If we are going to have an adequate groundwater protection law, we can't continue to ignore what is one of the largest hazardous waste sources in Florida.
Since hazardous waste and groundwater are so closely related, Florida needs to correct inadequacies in the present state groundwater rule and provide adequate funding for its enforcement. As is, primary and secondary drinking water standards are the only enforceable groundwater standards that exist in Florida.
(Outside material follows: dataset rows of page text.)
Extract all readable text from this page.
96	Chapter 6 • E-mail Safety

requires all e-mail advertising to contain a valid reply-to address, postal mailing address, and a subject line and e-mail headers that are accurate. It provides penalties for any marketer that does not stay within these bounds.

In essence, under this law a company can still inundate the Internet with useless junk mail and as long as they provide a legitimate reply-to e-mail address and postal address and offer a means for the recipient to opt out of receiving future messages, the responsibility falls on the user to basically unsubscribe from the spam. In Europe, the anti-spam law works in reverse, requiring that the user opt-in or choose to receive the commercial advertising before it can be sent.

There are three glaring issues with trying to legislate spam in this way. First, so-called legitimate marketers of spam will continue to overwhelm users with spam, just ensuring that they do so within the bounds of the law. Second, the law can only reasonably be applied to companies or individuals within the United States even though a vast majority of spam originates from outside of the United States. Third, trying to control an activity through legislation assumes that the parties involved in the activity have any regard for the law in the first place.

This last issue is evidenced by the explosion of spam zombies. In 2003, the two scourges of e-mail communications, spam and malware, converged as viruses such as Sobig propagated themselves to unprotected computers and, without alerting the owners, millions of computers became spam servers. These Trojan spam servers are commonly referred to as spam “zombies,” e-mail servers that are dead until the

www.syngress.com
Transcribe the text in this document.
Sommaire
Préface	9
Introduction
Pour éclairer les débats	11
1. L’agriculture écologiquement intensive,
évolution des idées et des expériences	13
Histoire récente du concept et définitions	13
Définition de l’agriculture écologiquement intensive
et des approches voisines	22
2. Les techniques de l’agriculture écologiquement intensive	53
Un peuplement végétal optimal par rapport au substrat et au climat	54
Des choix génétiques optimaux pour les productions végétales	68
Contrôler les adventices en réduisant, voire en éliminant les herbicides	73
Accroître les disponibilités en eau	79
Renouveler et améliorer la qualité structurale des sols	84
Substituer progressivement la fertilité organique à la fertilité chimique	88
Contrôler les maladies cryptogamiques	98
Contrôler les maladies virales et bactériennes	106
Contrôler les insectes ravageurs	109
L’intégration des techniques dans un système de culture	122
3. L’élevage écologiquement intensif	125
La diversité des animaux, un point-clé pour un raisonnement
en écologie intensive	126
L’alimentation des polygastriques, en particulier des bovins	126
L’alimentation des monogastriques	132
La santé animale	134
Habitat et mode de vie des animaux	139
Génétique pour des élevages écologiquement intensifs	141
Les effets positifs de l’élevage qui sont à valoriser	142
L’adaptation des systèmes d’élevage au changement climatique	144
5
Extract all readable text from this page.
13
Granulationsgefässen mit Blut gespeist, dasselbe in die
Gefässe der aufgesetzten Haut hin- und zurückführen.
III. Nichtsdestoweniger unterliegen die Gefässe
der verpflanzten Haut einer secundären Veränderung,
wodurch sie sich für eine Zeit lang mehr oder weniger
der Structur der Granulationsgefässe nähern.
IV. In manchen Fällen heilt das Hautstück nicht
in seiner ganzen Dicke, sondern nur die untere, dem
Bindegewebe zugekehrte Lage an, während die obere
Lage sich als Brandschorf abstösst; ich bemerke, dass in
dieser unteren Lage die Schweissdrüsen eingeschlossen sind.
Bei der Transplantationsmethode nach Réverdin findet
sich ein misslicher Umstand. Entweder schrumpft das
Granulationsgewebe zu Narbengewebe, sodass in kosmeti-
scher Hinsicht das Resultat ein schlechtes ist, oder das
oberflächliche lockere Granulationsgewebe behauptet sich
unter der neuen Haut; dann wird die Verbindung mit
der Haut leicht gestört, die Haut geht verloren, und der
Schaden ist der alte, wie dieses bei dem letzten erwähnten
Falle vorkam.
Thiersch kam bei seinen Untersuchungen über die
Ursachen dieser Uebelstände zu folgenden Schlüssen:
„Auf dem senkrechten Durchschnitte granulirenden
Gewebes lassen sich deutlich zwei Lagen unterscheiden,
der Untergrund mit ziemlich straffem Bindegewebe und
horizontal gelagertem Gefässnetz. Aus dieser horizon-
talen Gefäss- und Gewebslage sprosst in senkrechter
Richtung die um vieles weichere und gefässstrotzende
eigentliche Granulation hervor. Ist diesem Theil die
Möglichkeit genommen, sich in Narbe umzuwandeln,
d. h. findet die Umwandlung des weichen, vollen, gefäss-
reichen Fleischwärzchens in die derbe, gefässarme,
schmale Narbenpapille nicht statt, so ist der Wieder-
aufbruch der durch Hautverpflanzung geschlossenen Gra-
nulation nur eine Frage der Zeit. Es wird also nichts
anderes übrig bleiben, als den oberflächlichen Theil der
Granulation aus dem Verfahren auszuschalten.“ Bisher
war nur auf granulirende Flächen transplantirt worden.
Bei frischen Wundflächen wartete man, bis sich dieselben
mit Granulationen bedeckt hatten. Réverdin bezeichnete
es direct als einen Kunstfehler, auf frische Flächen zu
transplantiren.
If the health and well-being of the citizens and the future of our state are to be protected, a more balanced approach to funding Florida’s groundwater program needs to be pursued. While we recognize the need to improve our educational system and our highways, we also believe adequate protection and regulation of the lifeline of Florida, its groundwater, takes priority. The cost to fully implement an adequate state groundwater program is small compared to the costs cited as necessary to improve our highways. Adequate funding, subsequent monitoring, regulation, and enforcement of a groundwater program is vital to the success of a hazardous waste program.
As far as passing a law to overrule the local government's right to veto a pollution prevention law, the legislature should not attempt to force local governments to accept polluting sources that pose a potential threat to the well-being of their residents.
The real cost of dumping phosphogypsum is not borne by the producer of the waste or the disposer but by the people whose health and property values are destroyed when the wastes migrate onto their property and by the taxpayers who pay to clean it up.
Harmful phosphate wastes, and radioactive and toxic gyp stacks should not be allowed to continue to grow in Florida.
Phosphogypsum waste constitutes an imminent hazard to humans and the environment, a hazard that cannot be overstated.
Phosphogypsum ponds have been found to have cadmium, chromium, and other heavy metals in excess of EPA standards, qualifying them as toxic wastes.
It is not unusual to find gypsum pond pH levels as low as 1.5-1.7 qualifying them as corrosive wastes. Hydrogeologic conditions favor the entrance of contaminants to at least the water table and upper Floridan aquifer. Also, acidic gypsum water can react with limestone resulting in the development and enlargement of cracks permitting the movement of contaminated water into the groundwater.
The phosphate mining industry is one of the most destructive industries in Florida. It is also one of the smallest industries in Florida. Why should it be permitted to continue to expose people living near these dumps and people exposed to drinking water and foodstuffs contaminated by these dumps to increased risks of cancer because of their relatively unregulated toxic and hazardous waste?
Phosphate companies should be required to eliminate the public hazards that their wastes have created and should be prohibited from making the problem any bigger in the meantime by adding to their gigantic waste heaps.
No regulation or weak regulation to control the problems associated with phosphate mining is not acceptable. Continuing to try to ignore the health problems created by the phosphate industry will not make them go away but will merely add to their magnitude in the form of increased cancer and birth defects.
Glenn Compton is the Chairman of ManaSota 88, a non-profit organization that has spent over 30 years fighting to protect the environment of Manatee and Sarasota counties.